As the days count down to the start of Formula 1’s pre-season test running in Barcelona, fans will be eagerly keeping an eye out for the first glimpses of the cars that will be unveiled in the next couple of weeks.

Eight of the 10 teams have now confirmed their launch plans – all bar Red Bull and Williams – across the eight days leading to the start of testing on February 19, helping build the excitement ahead of the new season.

Of the eight teams with confirmed launch dates, five are doing physical ‘events’ to present their new liveries and outline plans for the forthcoming season. Alfa Romeo and Haas will both present their cars in the pit lane ahead of the first day of testing, while Mercedes is only releasing materials online following a shakedown run at Silverstone.

Team launches are nowhere near as lavish as they used to be. Gone are the times McLaren would wheel out the Spice Girls and Jamiroquai to unveil its new car in front of thousands of fans at Alexandra Palace (1997), or took over the streets of Valencia (2007). It’s no longer a statement from teams – more a formality.

But why aren’t launches like they used to be?

The most important factor is the changes that have taken place in the media and the general consumption of F1 coverage over the past 10 years or so. Fans will no longer get a first glimpse of what the new car livery or design will look like via magazines or newspapers, where events that ‘wow’ would have been more likely to gain coverage when competing against other sports. Everything nowadays is instant thanks to social media, meaning that from the moment the covers come off the car, the whole world can see it in a matter of seconds.

As a result, there’s less of a need for teams to put on a huge, glitzy show. The amount of coverage they will gain won’t be swayed massively by the scale of the event. A source from one team that has flipped back and forth between open launch events told that it gained more coverage one year by doing a simple online release than the previous one where it had put on an event. Save money, save the logistical and organisational headaches, and still reap the rewards.

A lot of it comes down to timing. The teams do now try and co-ordinate when they will launch their cars so as to avoid tripping over each other. This year for example, only Mercedes and AlphaTauri are set to unveil on the same day prior to testing – February 14 – but have co-ordinated accordingly. Mercedes’ shakedown is set to take place in the morning, while AlphaTauri’s event at Red Bull’s Hangar-7 in Salzburg is set for the evening. Again, there isn’t the same kind of fight for column inches as there may have been in the past.

The purpose of the pre-season launch has therefore changed. Instead of being about making a splash or trying to gain as many eyeballs as possible, it can be more of a marketing event to impress sponsors and partners.

Racing Point’s launch in Austria this year at the base of BWT, its long-term principal partner and power unit sponsor, is proof of that. The team also made a point of unveiling its 2019 livery and new brand at the Canadian International AutoShow in a nod to its Canadian roots following Lawrence Stroll’s takeover of Force India the previous year.

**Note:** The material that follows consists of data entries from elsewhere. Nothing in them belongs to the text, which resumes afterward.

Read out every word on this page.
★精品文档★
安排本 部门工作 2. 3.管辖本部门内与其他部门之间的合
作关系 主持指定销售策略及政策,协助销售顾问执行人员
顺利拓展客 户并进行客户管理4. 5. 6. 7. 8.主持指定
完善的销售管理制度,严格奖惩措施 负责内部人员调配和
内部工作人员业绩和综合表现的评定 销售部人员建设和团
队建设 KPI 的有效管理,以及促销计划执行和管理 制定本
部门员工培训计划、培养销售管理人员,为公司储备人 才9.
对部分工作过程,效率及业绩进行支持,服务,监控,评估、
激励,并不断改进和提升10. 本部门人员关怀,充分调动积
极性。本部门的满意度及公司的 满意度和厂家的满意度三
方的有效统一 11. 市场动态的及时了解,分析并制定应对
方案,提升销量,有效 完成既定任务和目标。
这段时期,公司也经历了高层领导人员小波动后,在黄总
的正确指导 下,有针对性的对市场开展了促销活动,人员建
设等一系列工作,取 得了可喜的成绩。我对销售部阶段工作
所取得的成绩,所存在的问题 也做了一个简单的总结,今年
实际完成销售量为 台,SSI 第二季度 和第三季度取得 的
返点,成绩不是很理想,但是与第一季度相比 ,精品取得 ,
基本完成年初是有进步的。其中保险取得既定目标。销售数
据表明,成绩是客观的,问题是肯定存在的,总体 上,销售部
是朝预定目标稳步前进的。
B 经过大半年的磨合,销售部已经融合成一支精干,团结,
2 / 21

A similar tactic is being used by AlphaTauri this season. Toro Rosso has never previously held an official launch, traditionally unveiling the colours of its new car online or in the Barcelona pit lane. But as part of the rebranding to AlphaTauri and adoption of the new identity, the launch event in Salzburg will be a good way to introduce itself and give a taste of what the fresh look is all about.

There is an argument for it removing some of the magic, no longer being surprised or stunned by what teams may come out with. Instead we’re left to make do with render shots or static pictures of the cars, or occasionally some shakedown footage of the cars on-track as Mercedes and Red Bull did last year.

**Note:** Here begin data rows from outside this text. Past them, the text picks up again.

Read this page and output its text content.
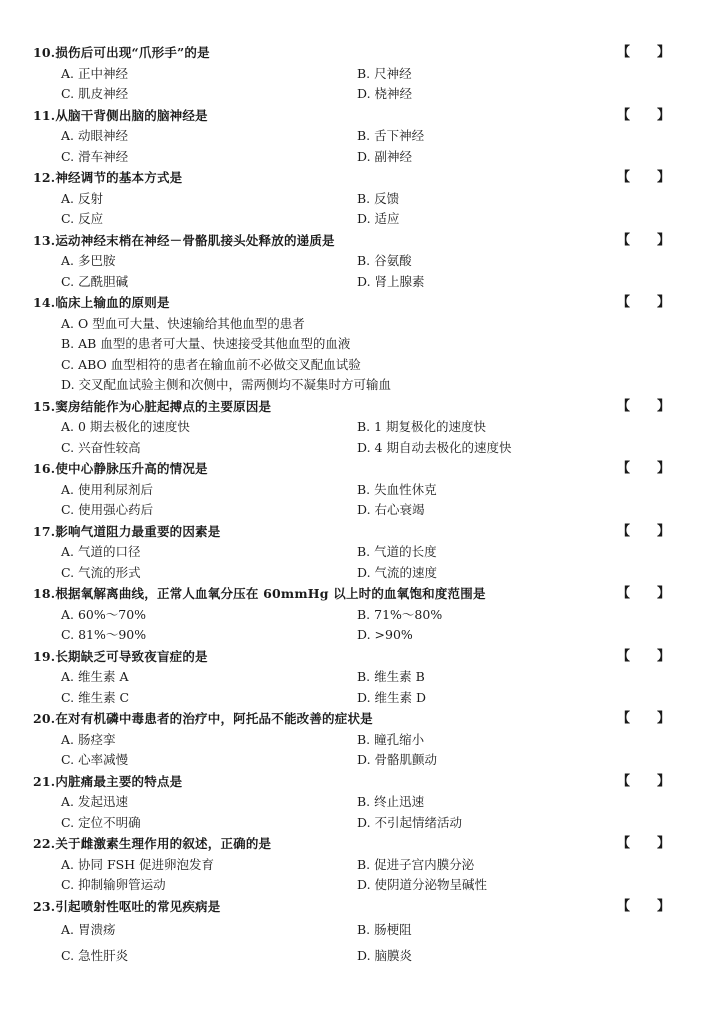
10.损伤后可出现“爪形手”的是	【 】
A. 正中神经	B. 尺神经
C. 肌皮神经	D. 桡神经
11.从脑干背侧出脑的脑神经是	【 】
A. 动眼神经	B. 舌下神经
C. 滑车神经	D. 副神经
12.神经调节的基本方式是	【 】
A. 反射	B. 反馈
C. 反应	D. 适应
13.运动神经末梢在神经－骨骼肌接头处释放的递质是	【 】
A. 多巴胺	B. 谷氨酸
C. 乙酰胆碱	D. 肾上腺素
14.临床上输血的原则是	【 】
A. O 型血可大量、快速输给其他血型的患者
B. AB 血型的患者可大量、快速接受其他血型的血液
C. ABO 血型相符的患者在输血前不必做交叉配血试验
D. 交叉配血试验主侧和次侧中，需两侧均不凝集时方可输血
15.窦房结能作为心脏起搏点的主要原因是	【 】
A. 0 期去极化的速度快	B. 1 期复极化的速度快
C. 兴奋性较高	D. 4 期自动去极化的速度快
16.使中心静脉压升高的情况是	【 】
A. 使用利尿剂后	B. 失血性休克
C. 使用强心药后	D. 右心衰竭
17.影响气道阻力最重要的因素是	【 】
A. 气道的口径	B. 气道的长度
C. 气流的形式	D. 气流的速度
18.根据氧解离曲线，正常人血氧分压在 60mmHg 以上时的血氧饱和度范围是	【 】
A. 60%～70%	B. 71%～80%
C. 81%～90%	D. >90%
19.长期缺乏可导致夜盲症的是	【 】
A. 维生素 A	B. 维生素 B
C. 维生素 C	D. 维生素 D
20.在对有机磷中毒患者的治疗中，阿托品不能改善的症状是	【 】
A. 肠痉挛	B. 瞳孔缩小
C. 心率减慢	D. 骨骼肌颤动
21.内脏痛最主要的特点是	【 】
A. 发起迅速	B. 终止迅速
C. 定位不明确	D. 不引起情绪活动
22.关于雌激素生理作用的叙述，正确的是	【 】
A. 协同 FSH 促进卵泡发育	B. 促进子宫内膜分泌
C. 抑制输卵管运动	D. 使阴道分泌物呈碱性
23.引起喷射性呕吐的常见疾病是	【 】
A. 胃溃疡	B. 肠梗阻
C. 急性肝炎	D. 脑膜炎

And at a time when designers and technical chiefs are increasingly coy about giving away any technical secrets, a full-blown launch with the brand-new car is unlikely. Often it’ll be a case of sticking a new livery on last year’s car, especially between stable regulations, before rolling out the updated chassis in testing.

Commercial priorities have also shifted. We’re no longer in the era of teams swimming in pools of tobacco money that allowed them to spend big on frivolities like the launches. With cost control being a big area of focus nowadays, it is hard to justify spending big on a one-day event, particularly when the benefits are so reduced.

Ferrari is the only team that really appears to be splashing out with its launch this year. The team has arranged an event at the Romolo Valli Municipal Theatre in Reggio Emilia, roughly a 45-minute drive away from Maranello.

Ferrari called the famous theatre “the perfect setting to reveal Scuderia Ferrari’s latest car”, picking Reggio Emilia “because 223 years ago, this city was where the tricolour was born and later adopted as the flag of unified Italy”. Ferrari has made its Italian heritage part of its car launch and identity in the past, such as in 2011 when it named its car the ‘F150 Italia’ to mark 150 years since the unification of Italy.

Renault will nod to its French roots with an event in Paris, while McLaren is set to hold another launch at its factory in Woking, placing a big emphasis on fan engagement – a hallmark of the team in recent years – by giving some competition winners the chance to be part of the MCL35 launch.

For while launches may lack some of the glitz and glamour of the past, they remain one of the most important and exciting times of the year for fans – which is ultimately what it is all about.

Let’s see if any surprises are thrown up this year.